Since 2014, the number of school-based health centers has grown 76%, from 21 to 37. During that time, the centers have served nearly 135,000 patients.
"We're pleased that so many have received care from the school-based health centers we've funded," said Senior Program Officer Mary Francis. "SBHCs allow kids to get back to learning quickly and provide community members with another source for health care."
Access to dental and vision services at the SBHCs also has increased since 2014. The number of dental centers more than doubled, from eight to 18, and the centers served more than 87,000 patients. Vision services are now available at seven locations, up from one in 2014, with about 39,000 patients served during that time.
After four years of steady growth, however, the number of patients served remained steady during the 2019-20 school year and then declined in 2020-21. The COVID-19 pandemic caused this decline.
"The move from in-person school to remote learning along with other social distancing measures forced centers to reduce hours and services," Francis said.

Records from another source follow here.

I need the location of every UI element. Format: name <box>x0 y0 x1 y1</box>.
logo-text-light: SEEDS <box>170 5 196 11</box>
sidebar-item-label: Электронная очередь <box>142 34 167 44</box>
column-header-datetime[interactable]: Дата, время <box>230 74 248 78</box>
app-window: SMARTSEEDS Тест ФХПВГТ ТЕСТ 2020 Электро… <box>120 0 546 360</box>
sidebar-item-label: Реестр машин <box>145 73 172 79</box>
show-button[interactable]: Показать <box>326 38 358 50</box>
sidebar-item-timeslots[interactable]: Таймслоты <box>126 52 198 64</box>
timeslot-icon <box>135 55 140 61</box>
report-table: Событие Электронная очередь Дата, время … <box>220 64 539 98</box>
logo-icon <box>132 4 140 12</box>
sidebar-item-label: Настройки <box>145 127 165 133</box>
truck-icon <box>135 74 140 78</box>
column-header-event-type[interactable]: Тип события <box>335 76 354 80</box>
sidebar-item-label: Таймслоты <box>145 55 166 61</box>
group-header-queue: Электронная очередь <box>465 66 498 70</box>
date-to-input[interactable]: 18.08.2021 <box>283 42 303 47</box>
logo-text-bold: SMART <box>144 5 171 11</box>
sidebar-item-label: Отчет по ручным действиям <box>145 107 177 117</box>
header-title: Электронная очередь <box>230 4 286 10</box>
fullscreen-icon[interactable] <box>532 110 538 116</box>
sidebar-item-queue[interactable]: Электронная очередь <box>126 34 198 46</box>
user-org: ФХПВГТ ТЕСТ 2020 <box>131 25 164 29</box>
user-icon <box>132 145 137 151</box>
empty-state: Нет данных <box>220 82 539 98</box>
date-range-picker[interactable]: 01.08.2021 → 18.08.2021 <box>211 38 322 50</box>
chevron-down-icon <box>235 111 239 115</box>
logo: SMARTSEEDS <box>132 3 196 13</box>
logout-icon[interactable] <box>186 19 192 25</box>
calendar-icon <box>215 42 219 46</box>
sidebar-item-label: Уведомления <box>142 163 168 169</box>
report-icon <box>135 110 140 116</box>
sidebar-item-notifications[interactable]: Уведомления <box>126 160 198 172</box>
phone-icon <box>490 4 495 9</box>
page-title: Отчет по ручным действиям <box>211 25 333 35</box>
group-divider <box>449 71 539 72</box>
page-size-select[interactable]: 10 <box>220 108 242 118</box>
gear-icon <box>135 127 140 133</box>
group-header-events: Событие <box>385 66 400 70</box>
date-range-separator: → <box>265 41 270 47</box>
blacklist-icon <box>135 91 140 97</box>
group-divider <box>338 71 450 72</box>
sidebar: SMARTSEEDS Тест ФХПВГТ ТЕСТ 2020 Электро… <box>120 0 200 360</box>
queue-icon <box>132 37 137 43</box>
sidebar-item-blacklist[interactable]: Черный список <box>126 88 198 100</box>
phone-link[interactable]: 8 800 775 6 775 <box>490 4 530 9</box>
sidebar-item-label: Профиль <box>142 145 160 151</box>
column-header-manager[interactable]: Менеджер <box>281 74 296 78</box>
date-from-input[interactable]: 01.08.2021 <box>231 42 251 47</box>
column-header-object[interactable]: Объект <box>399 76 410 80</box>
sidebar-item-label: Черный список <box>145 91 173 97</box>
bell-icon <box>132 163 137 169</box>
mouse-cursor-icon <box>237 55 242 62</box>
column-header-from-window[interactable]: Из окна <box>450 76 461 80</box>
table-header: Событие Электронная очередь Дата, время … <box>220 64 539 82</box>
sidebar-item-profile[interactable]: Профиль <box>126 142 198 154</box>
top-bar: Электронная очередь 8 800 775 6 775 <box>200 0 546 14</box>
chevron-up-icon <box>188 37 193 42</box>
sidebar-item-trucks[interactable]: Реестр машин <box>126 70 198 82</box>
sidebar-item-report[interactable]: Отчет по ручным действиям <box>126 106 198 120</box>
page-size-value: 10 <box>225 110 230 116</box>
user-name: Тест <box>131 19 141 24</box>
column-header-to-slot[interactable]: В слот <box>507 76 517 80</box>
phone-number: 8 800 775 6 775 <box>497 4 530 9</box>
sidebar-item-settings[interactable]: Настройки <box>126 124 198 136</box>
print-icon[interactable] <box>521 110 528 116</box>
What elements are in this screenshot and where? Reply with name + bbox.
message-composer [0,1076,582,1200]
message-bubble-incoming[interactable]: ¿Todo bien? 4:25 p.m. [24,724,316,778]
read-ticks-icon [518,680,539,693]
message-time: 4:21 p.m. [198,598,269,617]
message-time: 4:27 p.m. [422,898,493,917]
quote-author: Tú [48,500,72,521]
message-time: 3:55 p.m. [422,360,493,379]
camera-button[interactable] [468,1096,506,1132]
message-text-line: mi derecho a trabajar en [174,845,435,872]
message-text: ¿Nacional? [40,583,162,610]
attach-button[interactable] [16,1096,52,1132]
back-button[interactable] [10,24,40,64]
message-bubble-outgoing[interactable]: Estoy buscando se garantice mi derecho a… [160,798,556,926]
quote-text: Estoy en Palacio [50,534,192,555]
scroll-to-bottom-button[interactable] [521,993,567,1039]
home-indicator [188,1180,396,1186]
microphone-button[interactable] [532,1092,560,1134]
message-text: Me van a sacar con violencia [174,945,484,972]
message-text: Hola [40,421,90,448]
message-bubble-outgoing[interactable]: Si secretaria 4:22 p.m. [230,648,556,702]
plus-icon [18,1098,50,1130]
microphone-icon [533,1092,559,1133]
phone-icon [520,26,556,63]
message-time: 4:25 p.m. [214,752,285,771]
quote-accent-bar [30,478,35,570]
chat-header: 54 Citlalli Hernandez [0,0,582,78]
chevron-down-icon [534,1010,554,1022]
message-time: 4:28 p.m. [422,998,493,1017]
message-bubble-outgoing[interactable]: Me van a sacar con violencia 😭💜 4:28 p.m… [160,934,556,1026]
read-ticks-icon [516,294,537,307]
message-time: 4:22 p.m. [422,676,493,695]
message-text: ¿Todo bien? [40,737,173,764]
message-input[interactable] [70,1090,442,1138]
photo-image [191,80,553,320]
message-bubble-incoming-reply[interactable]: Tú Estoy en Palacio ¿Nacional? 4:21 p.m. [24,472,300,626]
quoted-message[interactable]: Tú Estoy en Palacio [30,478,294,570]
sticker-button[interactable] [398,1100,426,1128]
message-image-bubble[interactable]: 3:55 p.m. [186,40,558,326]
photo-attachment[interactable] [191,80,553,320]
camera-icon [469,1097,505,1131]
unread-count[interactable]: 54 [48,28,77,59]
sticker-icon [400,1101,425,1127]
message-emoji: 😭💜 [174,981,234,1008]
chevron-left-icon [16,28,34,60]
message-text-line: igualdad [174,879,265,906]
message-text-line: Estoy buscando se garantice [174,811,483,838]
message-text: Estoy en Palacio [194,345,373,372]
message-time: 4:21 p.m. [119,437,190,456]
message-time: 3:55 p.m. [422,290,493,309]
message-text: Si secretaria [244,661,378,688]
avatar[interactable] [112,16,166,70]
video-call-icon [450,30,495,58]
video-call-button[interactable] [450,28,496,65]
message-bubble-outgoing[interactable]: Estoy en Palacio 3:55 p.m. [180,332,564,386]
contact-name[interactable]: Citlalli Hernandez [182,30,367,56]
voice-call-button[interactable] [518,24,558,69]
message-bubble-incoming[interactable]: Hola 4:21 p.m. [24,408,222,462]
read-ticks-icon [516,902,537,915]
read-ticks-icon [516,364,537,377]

Despite the downturn in visits, expansion of SBHCs continues. Centerpoint Health has opened an SBHC in Norwood City School District that will eventually serve the entire community. PrimaryPlus Ripley in Brown County now offers dental services.
The return to school is also a time to gather parental consent forms, which are necessary for any child to receive treatment at an SBHC. Interact for Health encourages families in districts with an SBHC to opt in to receive treatment.